O STF, no Tema 1396, consolidou o entendimento de que essa conta pode ser exigida da própria Fazenda Pública. Isso é o que se chama de 'execução invertida': ao invés de o cidadão (credor) apresentar os cálculos, é o poder público (devedor) que deve fazê-lo, apresentando os documentos e valores necessários para que o cumprimento da sentença possa ser iniciado.
Essa lógica já havia sido estabelecida pelo STF em 2021, na ADPF 219, para os Juizados Federais. O que o Tema 1396 faz é confirmar, com força de precedente vinculante, que a mesma regra vale para os Juizados Especiais de Fazenda Pública estaduais e municipais. O argumento de que estados e municípios não teriam estrutura suficiente para elaborar esses cálculos foi rejeitado pelo tribunal, que também pontuou que tratar de forma diferente a União e os demais entes federativos, nesse contexto, seria inconstitucional.
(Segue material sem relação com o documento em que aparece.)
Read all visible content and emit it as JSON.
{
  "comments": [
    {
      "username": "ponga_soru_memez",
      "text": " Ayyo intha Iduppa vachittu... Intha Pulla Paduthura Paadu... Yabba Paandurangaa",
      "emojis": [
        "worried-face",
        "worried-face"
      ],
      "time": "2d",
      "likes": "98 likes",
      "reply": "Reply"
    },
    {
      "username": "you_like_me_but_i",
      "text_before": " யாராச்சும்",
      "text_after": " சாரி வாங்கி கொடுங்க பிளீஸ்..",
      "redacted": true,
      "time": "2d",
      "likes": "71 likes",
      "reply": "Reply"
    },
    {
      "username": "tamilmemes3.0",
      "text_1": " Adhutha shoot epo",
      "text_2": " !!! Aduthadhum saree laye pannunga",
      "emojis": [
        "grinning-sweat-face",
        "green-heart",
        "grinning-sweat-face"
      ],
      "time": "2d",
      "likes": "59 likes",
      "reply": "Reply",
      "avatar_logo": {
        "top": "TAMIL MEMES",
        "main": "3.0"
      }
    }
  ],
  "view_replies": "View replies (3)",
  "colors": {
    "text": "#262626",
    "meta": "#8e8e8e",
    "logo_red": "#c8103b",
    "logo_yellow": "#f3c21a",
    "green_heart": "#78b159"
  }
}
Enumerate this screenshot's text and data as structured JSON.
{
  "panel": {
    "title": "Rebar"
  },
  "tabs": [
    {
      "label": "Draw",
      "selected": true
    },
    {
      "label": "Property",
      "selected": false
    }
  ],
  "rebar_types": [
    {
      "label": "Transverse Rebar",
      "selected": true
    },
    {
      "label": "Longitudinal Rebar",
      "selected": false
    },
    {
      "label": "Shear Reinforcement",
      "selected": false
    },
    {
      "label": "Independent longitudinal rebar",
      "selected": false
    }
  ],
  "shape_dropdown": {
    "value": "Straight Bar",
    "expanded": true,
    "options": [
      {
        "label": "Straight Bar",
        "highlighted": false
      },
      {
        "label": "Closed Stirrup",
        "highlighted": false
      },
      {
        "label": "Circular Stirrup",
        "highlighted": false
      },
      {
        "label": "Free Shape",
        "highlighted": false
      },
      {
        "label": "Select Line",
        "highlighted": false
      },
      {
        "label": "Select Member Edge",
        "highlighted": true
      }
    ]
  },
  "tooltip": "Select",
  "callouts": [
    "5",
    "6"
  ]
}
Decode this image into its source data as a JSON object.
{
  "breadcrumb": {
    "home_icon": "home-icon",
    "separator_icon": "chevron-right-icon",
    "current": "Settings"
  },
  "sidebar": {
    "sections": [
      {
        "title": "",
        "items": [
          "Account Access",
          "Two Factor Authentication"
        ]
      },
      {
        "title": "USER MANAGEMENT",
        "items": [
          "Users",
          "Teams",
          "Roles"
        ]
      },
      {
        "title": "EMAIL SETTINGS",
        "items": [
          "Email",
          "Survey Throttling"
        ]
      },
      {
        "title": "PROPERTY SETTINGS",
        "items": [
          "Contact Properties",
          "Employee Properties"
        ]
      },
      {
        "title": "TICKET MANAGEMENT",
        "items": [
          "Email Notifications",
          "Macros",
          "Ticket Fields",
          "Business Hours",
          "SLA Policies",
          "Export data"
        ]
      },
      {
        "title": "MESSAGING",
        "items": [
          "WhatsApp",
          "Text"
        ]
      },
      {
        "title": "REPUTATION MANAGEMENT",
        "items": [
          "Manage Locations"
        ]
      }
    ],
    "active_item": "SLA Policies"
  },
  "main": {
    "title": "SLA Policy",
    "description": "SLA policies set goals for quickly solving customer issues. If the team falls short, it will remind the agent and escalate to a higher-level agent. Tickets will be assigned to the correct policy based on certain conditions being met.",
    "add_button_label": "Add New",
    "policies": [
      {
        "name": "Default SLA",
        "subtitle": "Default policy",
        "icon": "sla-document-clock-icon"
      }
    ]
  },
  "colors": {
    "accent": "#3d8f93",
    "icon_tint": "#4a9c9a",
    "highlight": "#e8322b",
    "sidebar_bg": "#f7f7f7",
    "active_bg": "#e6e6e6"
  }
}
Um ponto relevante: o STF deixou claro que a questão de saber se o cidadão é ou não hipossuficiente (ou seja, se tem ou não condições de fazer os cálculos por conta própria) é um dado de fato, que deve ser analisado pelo juiz em cada caso concreto. Isso significa que, em tese, se ficar demonstrado que o credor tem plena capacidade técnica e financeira para realizar os cálculos, o ônus pode não ser invertido. Contudo, essa avaliação cabe ao juiz da causa, e o STF não pode revisá-la em recurso extraordinário.
Para os cidadãos que litigam contra o Estado nos Juizados Especiais, a decisão representa uma facilitação importante no recebimento do que lhes é devido. Para o poder público, significa que não pode se esquivar de apresentar os cálculos alegando falta de estrutura ou pessoal.